Gene Therapy Can Cure Type 1 Diabetes
Gene Therapy Can Cure Type 1 Diabetes

An experimental treatment has been developed by the Scientists from Baylor College of Medicine in Houston for Type 1 diabetes.

The team had tried to control the two major defects, which are responsible for Type 1 diabetes, by using effective gene therapy. These defects are autoimmune attack and destruction of the insulin-producing beta cells.

In the experiment, a non-obese mouse has been used, which impulsively develop diabetes due to autoimmunity, just as it develops in humans.

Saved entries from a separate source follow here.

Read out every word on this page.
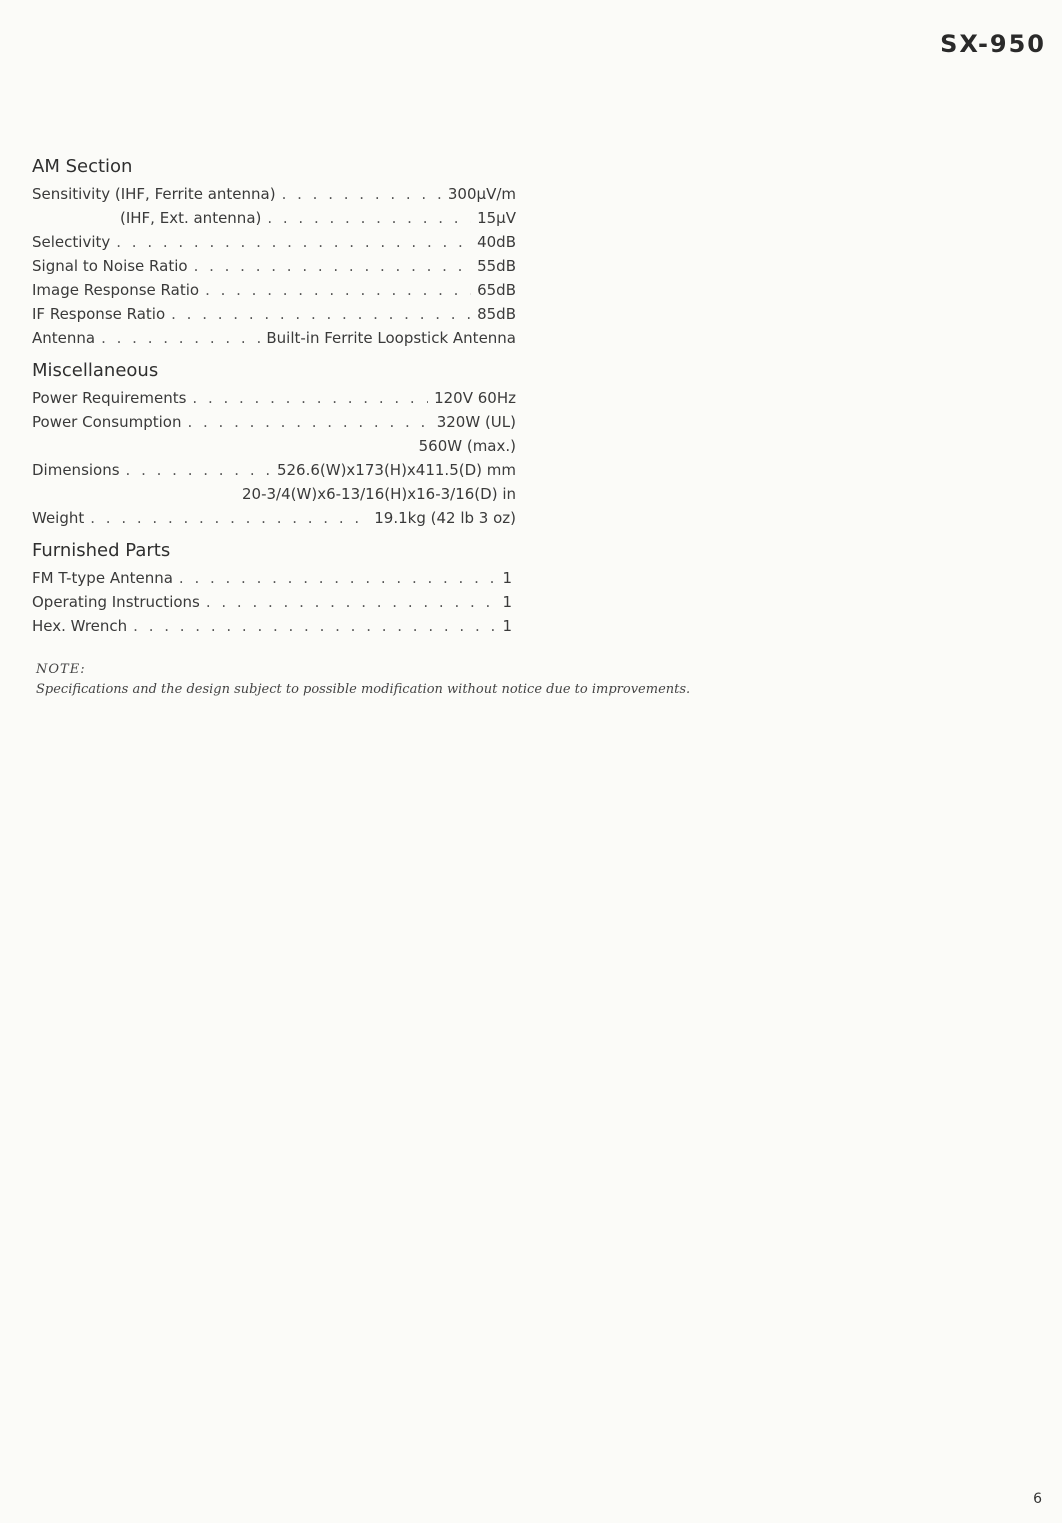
SX-950
AM Section
Sensitivity (IHF, Ferrite antenna) . . .	300μV/m
(IHF, Ext. antenna) . . .	15μV
Selectivity . . .	40dB
Signal to Noise Ratio . . .	55dB
Image Response Ratio . . .	65dB
IF Response Ratio . . .	85dB
Antenna . . .	Built-in Ferrite Loopstick Antenna
Miscellaneous
Power Requirements . . .	120V 60Hz
Power Consumption . . .	320W (UL)
560W (max.)
Dimensions . . .	526.6(W)x173(H)x411.5(D) mm
20-3/4(W)x6-13/16(H)x16-3/16(D) in
Weight . . .	19.1kg (42 lb 3 oz)
Furnished Parts
FM T-type Antenna . . .	1
Operating Instructions . . .	1
Hex. Wrench . . .	1
NOTE:
Specifications and the design subject to possible modification without notice due to improvements.
6
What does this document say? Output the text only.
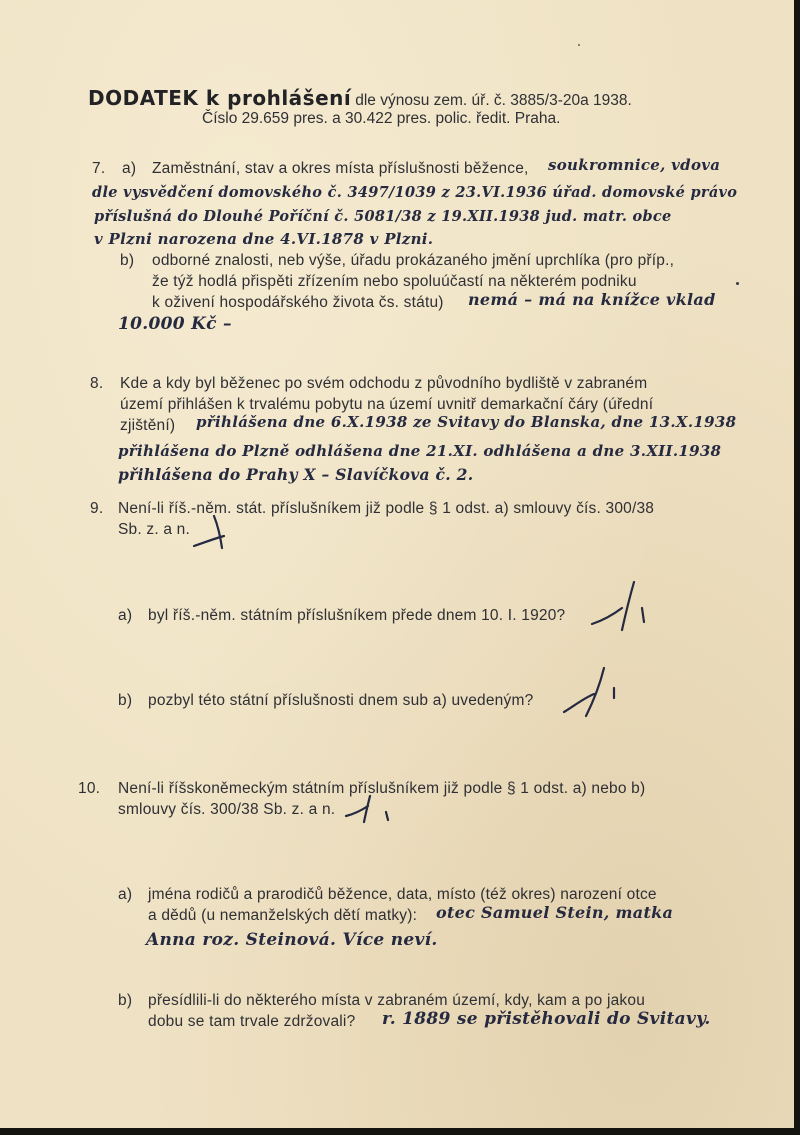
DODATEK k prohlášení dle výnosu zem. úř. č. 3885/3-20a 1938.
Číslo 29.659 pres. a 30.422 pres. polic. ředit. Praha.
7. a) Zaměstnání, stav a okres místa příslušnosti běžence, soukromnice, vdova
dle vysvědčení domovského č. 3497/1039 z 23.VI.1936 úřad. domovské právo
příslušná do Dlouhé Poříční č. 5081/38 z 19.XII.1938 jud. matr. obce
v Plzni narozena dne 4.VI.1878 v Plzni.
b) odborné znalosti, neb výše, úřadu prokázaného jmění uprchlíka (pro příp.,
že týž hodlá přispěti zřízením nebo spoluúčastí na některém podniku
k oživení hospodářského života čs. státu) nemá – má na knížce vklad
10.000 Kč –
8. Kde a kdy byl běženec po svém odchodu z původního bydliště v zabraném
území přihlášen k trvalému pobytu na území uvnitř demarkační čáry (úřední
zjištění) přihlášena dne 6.X.1938 ze Svitavy do Blanska, dne 13.X.1938
přihlášena do Plzně odhlášena dne 21.XI. odhlášena a dne 3.XII.1938
přihlášena do Prahy X – Slavíčkova č. 2.
9. Není-li říš.-něm. stát. příslušníkem již podle § 1 odst. a) smlouvy čís. 300/38
Sb. z. a n.
a) byl říš.-něm. státním příslušníkem přede dnem 10. I. 1920?
b) pozbyl této státní příslušnosti dnem sub a) uvedeným?
10. Není-li říšskoněmeckým státním příslušníkem již podle § 1 odst. a) nebo b)
smlouvy čís. 300/38 Sb. z. a n.
a) jména rodičů a prarodičů běžence, data, místo (též okres) narození otce
a dědů (u nemanželských dětí matky): otec Samuel Stein, matka
Anna roz. Steinová. Více neví.
b) přesídlili-li do některého místa v zabraném území, kdy, kam a po jakou
dobu se tam trvale zdržovali? r. 1889 se přistěhovali do Svitavy.
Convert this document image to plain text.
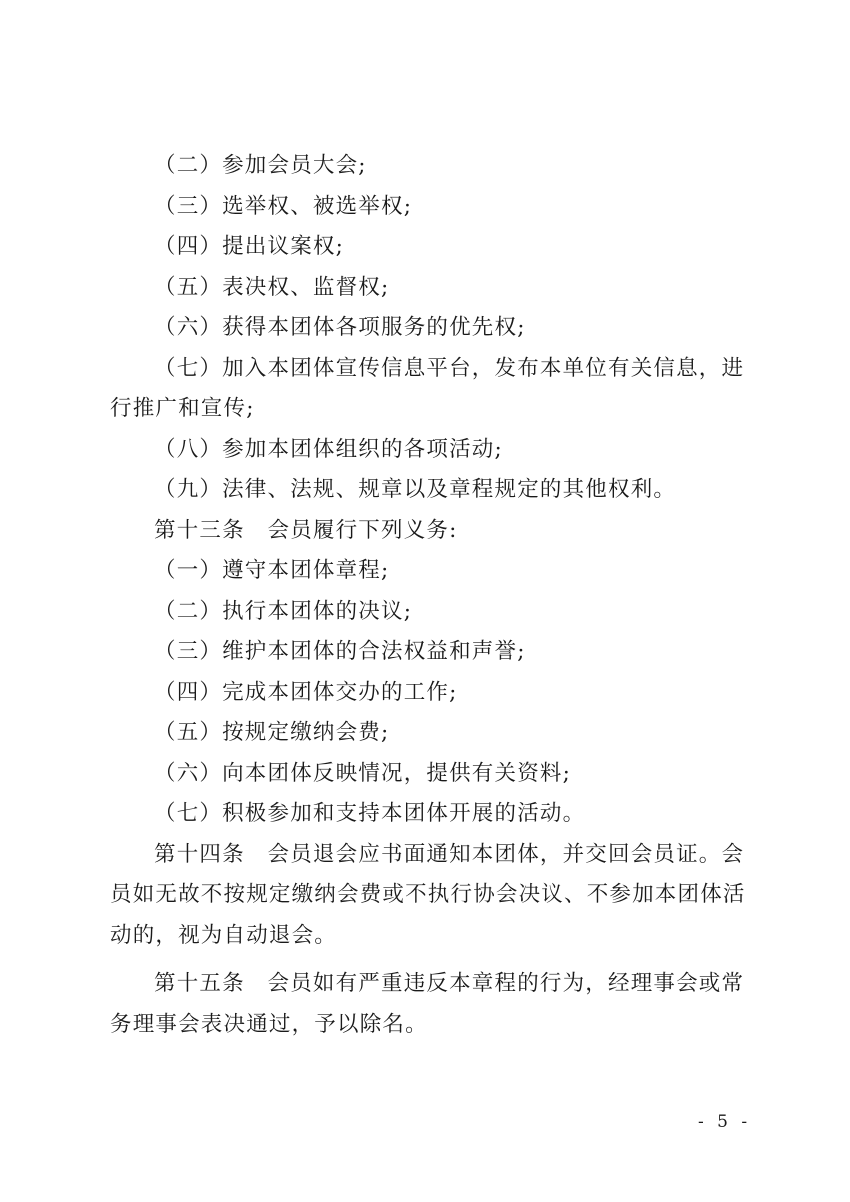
（二）参加会员大会;
（三）选举权、被选举权;
（四）提出议案权;
（五）表决权、监督权;
（六）获得本团体各项服务的优先权;
（七）加入本团体宣传信息平台，发布本单位有关信息，进
行推广和宣传;
（八）参加本团体组织的各项活动;
（九）法律、法规、规章以及章程规定的其他权利。
第十三条　会员履行下列义务:
（一）遵守本团体章程;
（二）执行本团体的决议;
（三）维护本团体的合法权益和声誉;
（四）完成本团体交办的工作;
（五）按规定缴纳会费;
（六）向本团体反映情况，提供有关资料;
（七）积极参加和支持本团体开展的活动。
第十四条　会员退会应书面通知本团体，并交回会员证。会
员如无故不按规定缴纳会费或不执行协会决议、不参加本团体活
动的，视为自动退会。
第十五条　会员如有严重违反本章程的行为，经理事会或常
务理事会表决通过，予以除名。
- 5 -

"A single treatment cured about 50% of the diabetic mice, restoring their blood sugar to normal so that they no longer need insulin injections," said study co-author Lawrence Chan, Chief of Baylor’s diabetes, endocrinology and metabolism division.

Type 1 diabetes develops when the immune system of the body attacks and destroys the beta cells in the pancreas, which is also called as the insulin factory of the body. This results in the deficiency of insulin, which controls blood sugar and it ultimately leads to high blood sugar and thus diabetes.

The researchers have added the original gene therapy, which protects the newly produced beta cells from the autoimmune attack. The new added gene was for interleukin-10, an imperative regulator of the immune system.